In other words, "Eve" may actually have been somewhat of a trollop. At least, this theory can't exclude that possibility.

-TT
 
And while we may all get our MDNA from Eve, it's very likely we get our eye colour from that slut Lydia in the next cave, and our wavy hair from Sara down river (who was no better than she had to be).

If we start with a dozen people and track one genetic characteristic, they will all converge in one individual sooner or later. WithMDNA we pick one trait which can be proven to be found in all living humans and which can be traced back to one human individual.

If we chose a different trait, it would converge on a different person, or creature, at a different time.
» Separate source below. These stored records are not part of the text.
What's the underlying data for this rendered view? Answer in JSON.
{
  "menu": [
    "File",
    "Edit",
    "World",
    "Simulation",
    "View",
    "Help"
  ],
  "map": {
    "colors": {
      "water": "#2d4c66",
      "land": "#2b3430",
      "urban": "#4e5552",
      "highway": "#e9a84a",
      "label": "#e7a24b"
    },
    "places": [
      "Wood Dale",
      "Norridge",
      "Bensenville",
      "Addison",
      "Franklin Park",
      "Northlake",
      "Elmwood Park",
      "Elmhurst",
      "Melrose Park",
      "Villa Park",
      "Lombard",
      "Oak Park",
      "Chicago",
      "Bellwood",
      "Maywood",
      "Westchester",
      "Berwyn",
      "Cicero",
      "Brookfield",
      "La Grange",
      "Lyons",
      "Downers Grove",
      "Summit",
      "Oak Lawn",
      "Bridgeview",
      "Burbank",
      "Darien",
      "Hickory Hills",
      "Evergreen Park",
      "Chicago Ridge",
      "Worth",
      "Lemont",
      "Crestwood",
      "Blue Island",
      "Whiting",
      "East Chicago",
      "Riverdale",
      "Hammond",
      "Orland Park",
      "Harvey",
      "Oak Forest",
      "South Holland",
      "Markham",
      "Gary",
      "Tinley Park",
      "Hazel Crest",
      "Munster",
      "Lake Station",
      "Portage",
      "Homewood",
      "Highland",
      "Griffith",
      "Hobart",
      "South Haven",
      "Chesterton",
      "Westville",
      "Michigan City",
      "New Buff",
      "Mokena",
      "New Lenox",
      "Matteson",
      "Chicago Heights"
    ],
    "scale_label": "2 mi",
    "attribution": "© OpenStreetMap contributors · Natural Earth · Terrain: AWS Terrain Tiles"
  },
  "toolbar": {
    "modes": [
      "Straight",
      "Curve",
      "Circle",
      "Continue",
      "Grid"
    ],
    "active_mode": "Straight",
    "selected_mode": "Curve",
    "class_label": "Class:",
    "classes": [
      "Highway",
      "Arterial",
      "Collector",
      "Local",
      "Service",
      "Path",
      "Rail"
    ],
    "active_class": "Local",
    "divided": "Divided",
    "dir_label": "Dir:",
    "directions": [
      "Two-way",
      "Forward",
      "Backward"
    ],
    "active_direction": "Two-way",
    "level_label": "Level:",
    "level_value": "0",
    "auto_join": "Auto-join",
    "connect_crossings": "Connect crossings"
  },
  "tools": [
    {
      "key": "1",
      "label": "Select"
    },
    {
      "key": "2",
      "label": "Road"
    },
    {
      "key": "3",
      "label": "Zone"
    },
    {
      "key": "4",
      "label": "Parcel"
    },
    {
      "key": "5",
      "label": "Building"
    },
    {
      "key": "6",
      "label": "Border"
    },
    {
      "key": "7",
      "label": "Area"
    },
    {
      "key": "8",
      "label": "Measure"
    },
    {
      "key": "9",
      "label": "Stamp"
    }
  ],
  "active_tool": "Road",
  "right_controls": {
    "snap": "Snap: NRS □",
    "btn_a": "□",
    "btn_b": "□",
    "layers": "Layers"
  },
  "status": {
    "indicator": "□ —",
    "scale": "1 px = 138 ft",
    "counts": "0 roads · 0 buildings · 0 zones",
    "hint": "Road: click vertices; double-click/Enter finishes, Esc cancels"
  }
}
If we chose stereoscopic vision for example, we would have to go back about 70 million years to find the individual it all started with. (It would be impolite to comment upon his paws and whiskers).
 
ThirdTwin said:
Since this link is only being tracked through mitochondrial DNA, and mitochondrial DNA can only be passed from the mother to offspring, there's nothing to say that Eve might not have had many male partners that produced separate progeny, all of whom subsequently got her mtDNA, regardless of who provided the sex-determining chromosome (i.e., the father(s)). Tracking all mtDNA back to one "Eve" would not, based on the genetics used in this study, mutually include a single father to make this mtDNA theory valid.
When I say a contempary Adam, I am not implying a husband but a father. True, he didn't have had the mtDNA in question, but mtDNA Eve's parents can also claim the title of Adam and Eve.